I miss the kids sharing their anxieties. I very much miss them telling me about their depression. I cherish that some of them share their intimate thoughts, which they may not share with a professional psychiatrist. This trust and faith they bestow on me is the beauty of the teaching profession, when the kids see you not only as a teacher but also as a guide and a friend.
III
Nobody could have predicted the 2020 pandemic. Like all previous pandemics, it caught everyone by surprise. But life has to move on. Changing and adapting with times and adversities is a challenge. And it's an even bigger training in life.
I completed 25 years of teaching in July this year. I belong to a generation where teachers taught on blackboards in the style of "chalk and talk". I started teaching in the same manner. I always felt, something that has stood the test of time shouldn't be changed.
The blackboards were replaced by whiteboards around 2000. The chalk was replaced with markers. Then came the overhead projectors. I did learn the new technologies, but I didn't change. I was trained to see teaching as an experience — a discussion or dialogue between two parties, which is probably much better expressed verbally. "Chalk and talk" did it better than anything else.
IV
Education institutes couldn't remain closed indefinitely. Classes had to start. But this time, "chalk and talk" entered a virtual reality. I started asking myself, "Is this the real life? [or] Is this just fantasy? Am I a bohemian singing a rhapsody?"
There's always more than what meets the eye when changes take place. We go through an uncertainty of trial and error. I took time to adapt. I've been trained to observe first and then learn. Thus I took time to learn.
I called one of my students who is now a university teacher. I asked him to educate me. I was amazed at how technology has progressed.
I'm old school. I'm not comfortable watching YouTube tutorials. Monir, my student-turned-teacher, asked me to come on Zoom. He gave me tutorials on Zoom and Google Meet platforms. The only question I asked: do these platforms have a whiteboard? "Yes, they do, sir" was Monir's response.
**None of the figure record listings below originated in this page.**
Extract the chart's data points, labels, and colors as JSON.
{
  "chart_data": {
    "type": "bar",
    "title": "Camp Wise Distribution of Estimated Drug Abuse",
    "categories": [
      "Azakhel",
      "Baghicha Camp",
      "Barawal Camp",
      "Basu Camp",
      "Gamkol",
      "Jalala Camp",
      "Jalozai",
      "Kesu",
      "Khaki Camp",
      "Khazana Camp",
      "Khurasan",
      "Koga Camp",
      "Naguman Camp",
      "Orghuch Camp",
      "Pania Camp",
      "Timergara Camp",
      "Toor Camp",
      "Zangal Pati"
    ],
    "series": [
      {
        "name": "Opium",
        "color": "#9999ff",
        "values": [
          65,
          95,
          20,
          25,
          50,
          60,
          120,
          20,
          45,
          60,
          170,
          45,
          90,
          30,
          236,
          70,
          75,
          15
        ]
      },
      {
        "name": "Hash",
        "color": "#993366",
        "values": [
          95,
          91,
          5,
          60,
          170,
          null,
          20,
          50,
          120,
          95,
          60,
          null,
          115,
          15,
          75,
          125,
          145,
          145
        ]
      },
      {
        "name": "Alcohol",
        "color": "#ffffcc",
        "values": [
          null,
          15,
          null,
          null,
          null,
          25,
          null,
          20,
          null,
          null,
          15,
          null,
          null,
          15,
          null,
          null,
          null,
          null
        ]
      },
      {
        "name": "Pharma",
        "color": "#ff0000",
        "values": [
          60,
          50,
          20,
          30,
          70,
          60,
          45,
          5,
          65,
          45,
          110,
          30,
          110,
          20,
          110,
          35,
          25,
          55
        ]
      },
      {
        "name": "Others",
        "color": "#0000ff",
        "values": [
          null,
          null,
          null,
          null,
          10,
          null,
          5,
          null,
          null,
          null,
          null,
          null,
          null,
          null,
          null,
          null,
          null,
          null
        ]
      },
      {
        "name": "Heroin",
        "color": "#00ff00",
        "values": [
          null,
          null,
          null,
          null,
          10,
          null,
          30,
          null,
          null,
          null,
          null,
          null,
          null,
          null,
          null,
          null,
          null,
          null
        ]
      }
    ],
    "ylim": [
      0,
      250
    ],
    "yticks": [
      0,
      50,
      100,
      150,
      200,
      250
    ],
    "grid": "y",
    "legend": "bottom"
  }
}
I learned the whiteboards of Zoom and Microsoft and the jamboard of Google Meet. That was one side of the story. The next was an agony I didn't foresee.
Yes, it's possible to save what I write on whiteboards, go back to them and then send the saved images back to the kids, but I couldn't escape from preparing Microsoft Powerpoint slides. You have to write such that the kids do read the text. Or else, the slides "become" their text. This makes learning shallow.
Then comes recording lectures, saving written materials in PDF, and sending them to numerous platforms for future consumption. But the real challenge is when I talk in the virtual world. I know I'm connecting with everybody from my living space. But I feel like I'm talking to myself most of the time. That human touch is what I miss.
This isn't a real life. This isn't even a fantasy.
V
Nothing is permanent in life. Online teaching will come to an end. Things will get back to normal. However, every experience teaches a lesson. And tougher experiences teach better lessons.
In the midst of all the beasts of online teaching, there is one beauty. The whiteboards. I can write on a touch screen, go back to previous screens, save and share. But most of all, the human contact of a time-tested "chalk and talk" will be back.
That world, even if it's a fantasy, has always been real for me.